Many children in grade school must read Jack London’s book “Call of the Wild.” Due to this requirement, fans of the book continue to grow with each passing grade. Fans will remember the ugly truth about nature London lays out on each page. The acts of violence, along with multiple deaths, stay with children as they read this book. The book, first published in 1903, solidifies its effect on readers since it is still relevant today.
Disney takes a different approach in the film to make it more family-friendly. In the book, the man in the red sweater is a bloodthirsty psycho who seems to beat buck within an inch of his life. In the film, however, Buck is only hit one time by this character. Animal violence in any movie is hard to watch, so the fact that Disney left these scenes out is not necessarily a bad thing. While Buck’s life in the film is sad, it doesn’t come close to being as devasting as the book makes it out to be. The brutality of man is prominent on almost every page of the book, but in the film, there are only a few instances where we see how harsh humans can be to animals leaving out the “mercy killings” the book describes. Electing to leave out most of the death scenes is not much of a surprise in the film. One scene that sticks out in the book is when an entire team of sled dogs (minus Buck) drowns when the ice breaks as they are crossing a river. While Disney is no stranger to death scenes, they chose a different path in the film, and all the dogs escape without harm.
The book always makes Buck the center of attention; however, in the movie, we see the time split between dog and man, Jack Thornton’s man (Harrison Ford). Ford Narrates the film, which gives the feeling of him being the star. The narration was another decision that did not come as a surprise. Film lovers have an easier time following the tale of someone they can relate to rather than an animal, regardless of how unique and lovable the animal may be. Certain films pull that dynamic off, but it is always a gamble, one I do not think Disney wanted to make. The first time Thornton appears in the film is when Buck is coming off the boat that brought him to Alaska after being taken from his luxurious life. We then see him again when he saves buck from the hands of Hal (Dan Stevens). The book made it pretty clear that we were following the life of Buck, and although Jack Thornton was a large part of that life, being one of the first men to show love and kindness to Buck, he was only a small part of his tale. The film takes its liberties here and has Jack and Buck’s relationship seem like it is the final chapter of the story.
The book’s overall tone is that Buck is continuously evolving into the wild dog that rages within him and his eagerness to join the pack running in the woods grows with each page. Conflict within Buck plays a significant role in the development of the book, and a large part of that has to do with the evil nature of humankind to him. Since the film leaves a lot of that violent nature out, it stands to reason this desire to run wild with the wolves plays out for the film’s final act. The written work weaves in and out a tribe of Native peoples called the “Yeehat” who ultimately kill Jack Thornton, causing Buck to turn his back on any domestication left within him and kills as many of the murderers as he can. The film opted out of bringing in the fictional tribe of the Yeehat for any scene.

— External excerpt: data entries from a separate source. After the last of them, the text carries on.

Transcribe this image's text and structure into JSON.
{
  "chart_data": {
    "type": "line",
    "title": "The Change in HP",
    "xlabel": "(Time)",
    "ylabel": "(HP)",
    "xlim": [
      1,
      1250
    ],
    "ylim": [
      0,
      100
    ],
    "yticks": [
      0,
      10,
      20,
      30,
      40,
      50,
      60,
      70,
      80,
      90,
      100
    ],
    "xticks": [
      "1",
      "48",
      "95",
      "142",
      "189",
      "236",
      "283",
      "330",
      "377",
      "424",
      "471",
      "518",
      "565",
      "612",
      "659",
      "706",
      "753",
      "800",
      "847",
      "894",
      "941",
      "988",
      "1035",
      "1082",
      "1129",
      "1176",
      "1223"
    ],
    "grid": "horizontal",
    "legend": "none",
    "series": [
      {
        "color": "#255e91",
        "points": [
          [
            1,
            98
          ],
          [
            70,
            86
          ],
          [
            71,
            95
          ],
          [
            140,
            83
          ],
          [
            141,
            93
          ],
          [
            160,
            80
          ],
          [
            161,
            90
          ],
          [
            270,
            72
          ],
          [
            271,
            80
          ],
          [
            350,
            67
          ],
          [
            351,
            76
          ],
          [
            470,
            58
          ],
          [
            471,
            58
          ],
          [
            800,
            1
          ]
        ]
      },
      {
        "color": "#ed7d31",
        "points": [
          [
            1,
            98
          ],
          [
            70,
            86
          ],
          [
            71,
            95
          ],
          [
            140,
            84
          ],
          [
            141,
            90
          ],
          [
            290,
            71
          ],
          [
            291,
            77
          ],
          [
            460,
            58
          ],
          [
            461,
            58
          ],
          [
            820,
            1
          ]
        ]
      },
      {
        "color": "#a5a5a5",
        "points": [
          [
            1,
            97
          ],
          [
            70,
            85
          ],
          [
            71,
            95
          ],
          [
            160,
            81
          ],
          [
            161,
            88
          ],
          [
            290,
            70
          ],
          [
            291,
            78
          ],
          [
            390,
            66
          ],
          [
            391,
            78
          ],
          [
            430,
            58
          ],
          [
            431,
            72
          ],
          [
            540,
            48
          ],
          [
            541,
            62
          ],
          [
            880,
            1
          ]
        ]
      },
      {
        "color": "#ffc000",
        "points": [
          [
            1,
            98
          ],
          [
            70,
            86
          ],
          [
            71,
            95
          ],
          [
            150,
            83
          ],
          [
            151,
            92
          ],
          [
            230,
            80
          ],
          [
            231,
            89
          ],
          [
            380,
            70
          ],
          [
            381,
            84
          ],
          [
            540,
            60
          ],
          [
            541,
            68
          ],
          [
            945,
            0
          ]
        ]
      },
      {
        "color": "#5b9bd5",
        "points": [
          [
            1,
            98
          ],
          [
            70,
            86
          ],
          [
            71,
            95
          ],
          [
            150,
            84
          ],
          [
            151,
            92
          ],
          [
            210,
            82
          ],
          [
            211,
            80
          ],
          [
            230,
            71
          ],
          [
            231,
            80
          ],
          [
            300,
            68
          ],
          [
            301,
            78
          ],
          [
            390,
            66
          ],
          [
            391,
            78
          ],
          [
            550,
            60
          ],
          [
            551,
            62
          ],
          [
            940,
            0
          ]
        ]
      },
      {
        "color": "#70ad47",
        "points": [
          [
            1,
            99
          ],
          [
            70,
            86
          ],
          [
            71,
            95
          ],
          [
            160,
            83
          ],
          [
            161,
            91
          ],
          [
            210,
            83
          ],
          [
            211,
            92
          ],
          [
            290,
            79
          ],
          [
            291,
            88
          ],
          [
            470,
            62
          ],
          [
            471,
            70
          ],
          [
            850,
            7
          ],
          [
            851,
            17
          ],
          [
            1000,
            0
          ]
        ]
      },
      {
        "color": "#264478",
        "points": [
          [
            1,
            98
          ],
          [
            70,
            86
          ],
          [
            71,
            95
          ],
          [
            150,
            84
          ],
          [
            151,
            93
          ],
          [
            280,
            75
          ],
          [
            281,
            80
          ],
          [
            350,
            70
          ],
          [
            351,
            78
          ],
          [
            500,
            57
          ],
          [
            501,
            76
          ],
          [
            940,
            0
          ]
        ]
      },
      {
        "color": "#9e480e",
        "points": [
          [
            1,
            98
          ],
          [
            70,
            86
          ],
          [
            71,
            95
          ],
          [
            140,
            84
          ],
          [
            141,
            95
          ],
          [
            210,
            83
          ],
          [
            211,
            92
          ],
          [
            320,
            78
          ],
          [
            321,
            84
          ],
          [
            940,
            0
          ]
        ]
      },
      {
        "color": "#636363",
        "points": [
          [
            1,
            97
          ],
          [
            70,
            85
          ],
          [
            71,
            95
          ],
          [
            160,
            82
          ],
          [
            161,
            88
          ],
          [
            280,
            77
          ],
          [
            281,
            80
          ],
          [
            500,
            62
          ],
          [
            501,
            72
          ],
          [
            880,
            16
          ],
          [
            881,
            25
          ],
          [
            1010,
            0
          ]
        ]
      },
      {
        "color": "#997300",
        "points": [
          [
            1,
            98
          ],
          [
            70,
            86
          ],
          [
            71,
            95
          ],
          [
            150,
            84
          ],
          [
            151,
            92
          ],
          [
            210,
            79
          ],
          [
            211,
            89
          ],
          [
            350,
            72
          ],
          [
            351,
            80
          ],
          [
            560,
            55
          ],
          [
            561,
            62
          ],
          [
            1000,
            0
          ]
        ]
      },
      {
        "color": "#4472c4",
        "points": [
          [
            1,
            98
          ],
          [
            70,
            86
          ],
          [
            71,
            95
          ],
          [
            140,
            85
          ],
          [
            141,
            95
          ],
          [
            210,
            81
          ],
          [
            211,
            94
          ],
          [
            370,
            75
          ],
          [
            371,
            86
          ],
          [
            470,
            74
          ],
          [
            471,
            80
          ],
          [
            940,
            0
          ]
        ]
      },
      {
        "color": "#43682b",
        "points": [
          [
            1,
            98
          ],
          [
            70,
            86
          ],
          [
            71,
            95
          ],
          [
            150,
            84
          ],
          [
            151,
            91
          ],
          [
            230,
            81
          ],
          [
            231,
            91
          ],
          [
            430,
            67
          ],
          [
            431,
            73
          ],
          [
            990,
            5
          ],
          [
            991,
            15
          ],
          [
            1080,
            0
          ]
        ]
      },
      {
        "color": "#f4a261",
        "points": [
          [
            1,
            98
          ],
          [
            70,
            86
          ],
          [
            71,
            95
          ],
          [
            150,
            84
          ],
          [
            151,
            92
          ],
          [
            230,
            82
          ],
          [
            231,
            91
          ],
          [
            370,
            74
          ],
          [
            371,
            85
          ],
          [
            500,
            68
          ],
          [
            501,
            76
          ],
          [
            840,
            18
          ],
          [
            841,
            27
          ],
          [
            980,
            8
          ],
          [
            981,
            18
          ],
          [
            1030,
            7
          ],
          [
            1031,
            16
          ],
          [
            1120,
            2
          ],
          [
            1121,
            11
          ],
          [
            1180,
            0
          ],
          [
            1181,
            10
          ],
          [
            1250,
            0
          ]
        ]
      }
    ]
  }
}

It is unfair to judge the film based on the book due to both types of media. The film connects the audience to Ford’s character Thornton through his narrations and back story. The book chose to join its readers to what it was like to be a dog ripped from his home and forced into virtually slave labor at the hands of a violent and uncaring race of humans. Both the film and book do a fantastic job of pulling in their audiences. However, they do so in different ways. Jack London was a master at his craft, painting an exotic and breathtaking picture of what life was like in Alaska. London’s works have influenced many to escape their day-to-day lives and fled to the great white North. The film does that great of a job showcasing the splendor that Alaska has to offer. Several scenes do a great job portraying the landscape as a beautiful and unmatched work of art, but it falls short of inspiring the same kind of spirit the book ignited.
It is important to note that one version is not better than the other version. The fact that both deliver a message in a unique voice is both satisfying and entertaining. London birthed this story through his imagination and desire to explore the great Alaskan wild. Disney took the inspiration of great storytelling, colorful characters, and man and beast’s relationship and left their fingerprints on the tale.